The data gathered when administering the WJ IV provides a wide range of results in different content areas such as oral, reading and writing; which is useful to obtain a holistic assessment of a student. It appears that the detailed review of reliability as well as validity included in the Technical Manual helps provide a review of how the test was developed and what considerations were applied when it came to student population which included; disabilities, sex, age and several other criterias. The WJ IV was also developed using a large nationally representative sample pool which helped improve the overall structure and reliability of the test. This assessment is a positive tool used as a starting point to be able to assess English Language Learners and although some parts are available in Spanish it is important to also include other languages in order to make the test more inclusive of other language cultures.

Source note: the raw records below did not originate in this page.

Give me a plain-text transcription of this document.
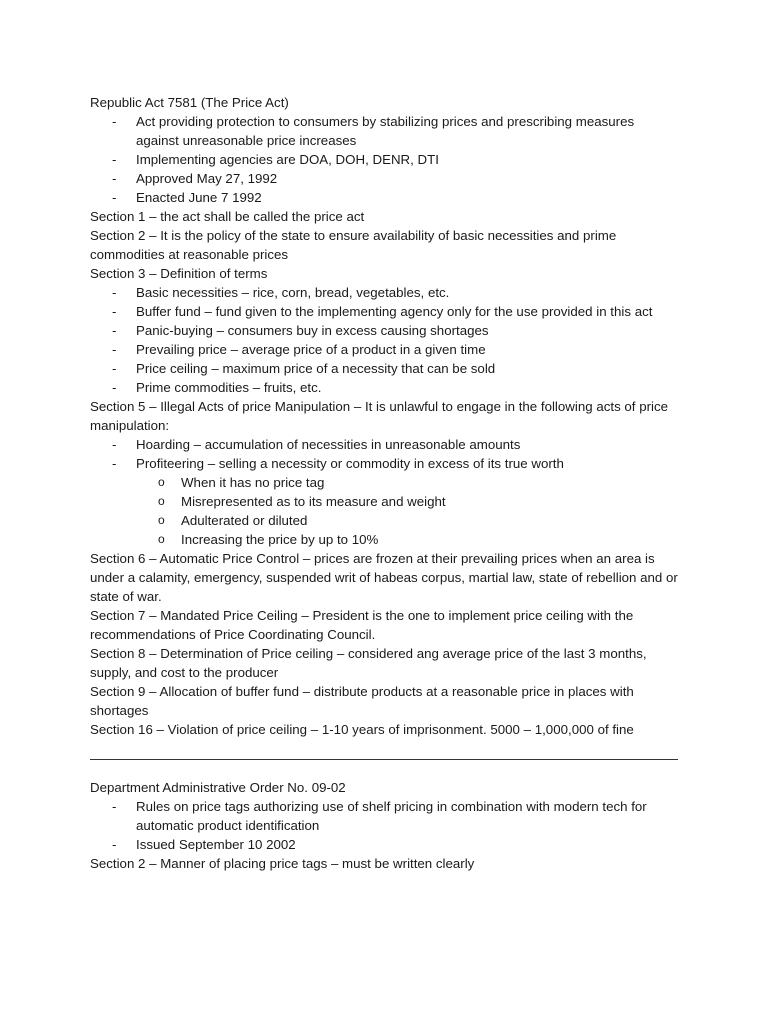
Republic Act 7581 (The Price Act)

- Act providing protection to consumers by stabilizing prices and prescribing measures against unreasonable price increases
- Implementing agencies are DOA, DOH, DENR, DTI
- Approved May 27, 1992
- Enacted June 7 1992

Section 1 – the act shall be called the price act

Section 2 – It is the policy of the state to ensure availability of basic necessities and prime commodities at reasonable prices

Section 3 – Definition of terms

- Basic necessities – rice, corn, bread, vegetables, etc.
- Buffer fund – fund given to the implementing agency only for the use provided in this act
- Panic-buying – consumers buy in excess causing shortages
- Prevailing price – average price of a product in a given time
- Price ceiling – maximum price of a necessity that can be sold
- Prime commodities – fruits, etc.

Section 5 – Illegal Acts of price Manipulation – It is unlawful to engage in the following acts of price manipulation:

- Hoarding – accumulation of necessities in unreasonable amounts
- Profiteering – selling a necessity or commodity in excess of its true worth
o When it has no price tag
o Misrepresented as to its measure and weight
o Adulterated or diluted
o Increasing the price by up to 10%

Section 6 – Automatic Price Control – prices are frozen at their prevailing prices when an area is under a calamity, emergency, suspended writ of habeas corpus, martial law, state of rebellion and or state of war.

Section 7 – Mandated Price Ceiling – President is the one to implement price ceiling with the recommendations of Price Coordinating Council.

Section 8 – Determination of Price ceiling – considered ang average price of the last 3 months, supply, and cost to the producer

Section 9 – Allocation of buffer fund – distribute products at a reasonable price in places with shortages

Section 16 – Violation of price ceiling – 1-10 years of imprisonment. 5000 – 1,000,000 of fine

Department Administrative Order No. 09-02

- Rules on price tags authorizing use of shelf pricing in combination with modern tech for automatic product identification
- Issued September 10 2002

Section 2 – Manner of placing price tags – must be written clearly
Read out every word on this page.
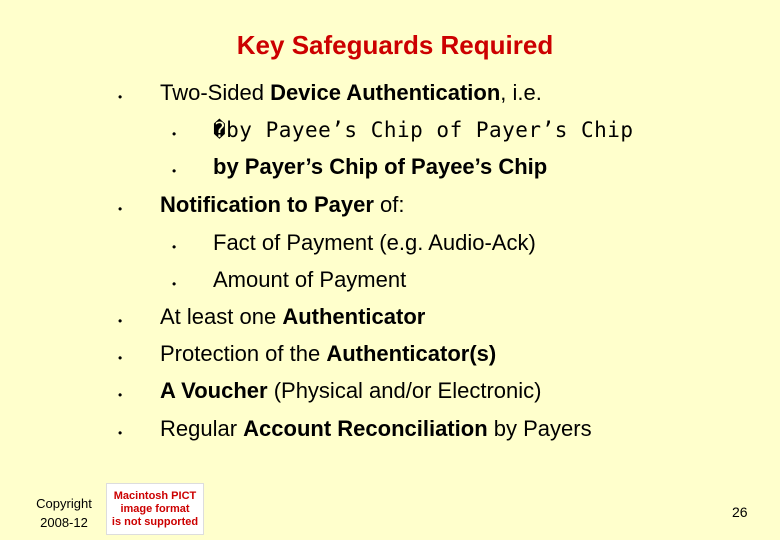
Key Safeguards Required
•
•
•
•
•
•
•
•
•
•
Two-Sided Device Authentication, i.e.
�by Payee’s Chip of Payer’s Chip
by Payer’s Chip of Payee’s Chip
Notification to Payer of:
Fact of Payment (e.g. Audio-Ack)
Amount of Payment
At least one Authenticator
Protection of the Authenticator(s)
A Voucher (Physical and/or Electronic)
Regular Account Reconciliation by Payers
Copyright
2008-12
Macintosh PICT
image format
is not supported
26
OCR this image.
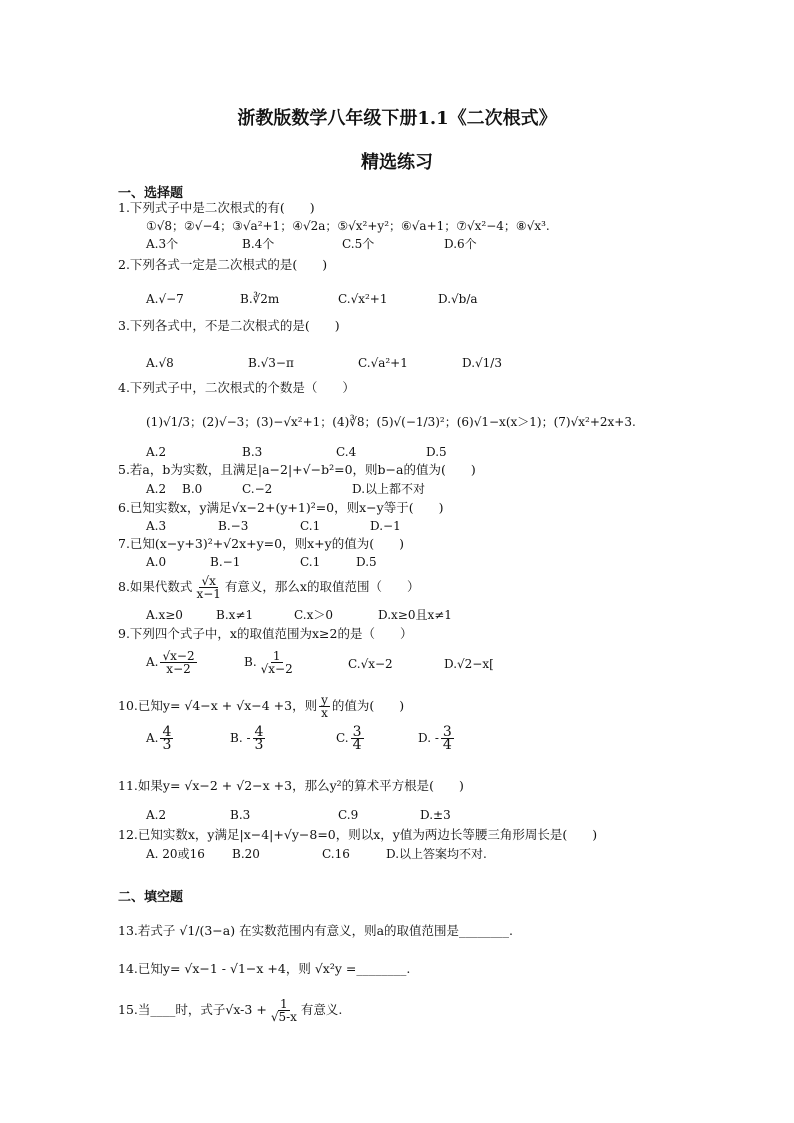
浙教版数学八年级下册1.1《二次根式》
精选练习
一、选择题
1.下列式子中是二次根式的有(　　)
①√8；②√−4；③√a²+1；④√2a；⑤√x²+y²；⑥√a+1；⑦√x²−4；⑧√x³.
A.3个	B.4个	C.5个	D.6个
2.下列各式一定是二次根式的是(　　)
A.√−7	B.∛2m	C.√x²+1	D.√b/a
3.下列各式中，不是二次根式的是(　　)
A.√8	B.√3−π	C.√a²+1	D.√1/3
4.下列式子中，二次根式的个数是（　　）
(1)√1/3；(2)√−3；(3)−√x²+1；(4)∛8；(5)√(−1/3)²；(6)√1−x(x＞1)；(7)√x²+2x+3.
A.2	B.3	C.4	D.5
5.若a，b为实数，且满足|a−2|+√−b²=0，则b−a的值为(　　)
A.2 B.0	C.−2	D.以上都不对
6.已知实数x，y满足√x−2+(y+1)²=0，则x−y等于(　　)
A.3	B.−3	C.1	D.−1
7.已知(x−y+3)²+√2x+y=0，则x+y的值为(　　)
A.0	B.−1	C.1	D.5
8.如果代数式 $\frac{√x}{x-1}$ 有意义，那么x的取值范围（　　）
A.x≥0	B.x≠1	C.x＞0	D.x≥0且x≠1
9.下列四个式子中，x的取值范围为x≥2的是（　　）
A. $\frac{√x-2}{x-2}$	B. $\frac{1}{√x-2}$	C.√x−2	D.√2−x[
10.已知y= √4−x + √x−4 +3，则 $\frac{y}{x}$ 的值为(　　)
A. $\frac{4}{3}$	B. - $\frac{4}{3}$	C. $\frac{3}{4}$	D. - $\frac{3}{4}$
11.如果y= √x−2 + √2−x +3，那么y²的算术平方根是(　　)
A.2	B.3	C.9	D.±3
12.已知实数x，y满足|x−4|+√y−8=0，则以x，y值为两边长等腰三角形周长是(　　)
A. 20或16 B.20	C.16	D.以上答案均不对.
二、填空题
13.若式子 √1/(3−a) 在实数范围内有意义，则a的取值范围是________.
14.已知y= √x−1 - √1−x +4，则 √x²y =________.
15.当____时，式子$√x-3 + \frac{1}{√5-x}$ 有意义.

Due to the length of the WJ IV it is important to take into consideration the mental state of students as they move along to the different tests. If a student is fatigued towards the end of the test the results may not be as accurate. Juan seemed to become frustrated during certain parts of the exam due to lack of confidence in responding which could have affected his scores although his scores were consistently low. It is important to check in with the students and if needed, they should be able to take a break and resume testing at an appropriate time. In addition, it is important for the test to be administered by people who are part of the school environment in order for student’s to be able to feel comfortable speaking and answering questions which can diminish the probability of a student underperforming.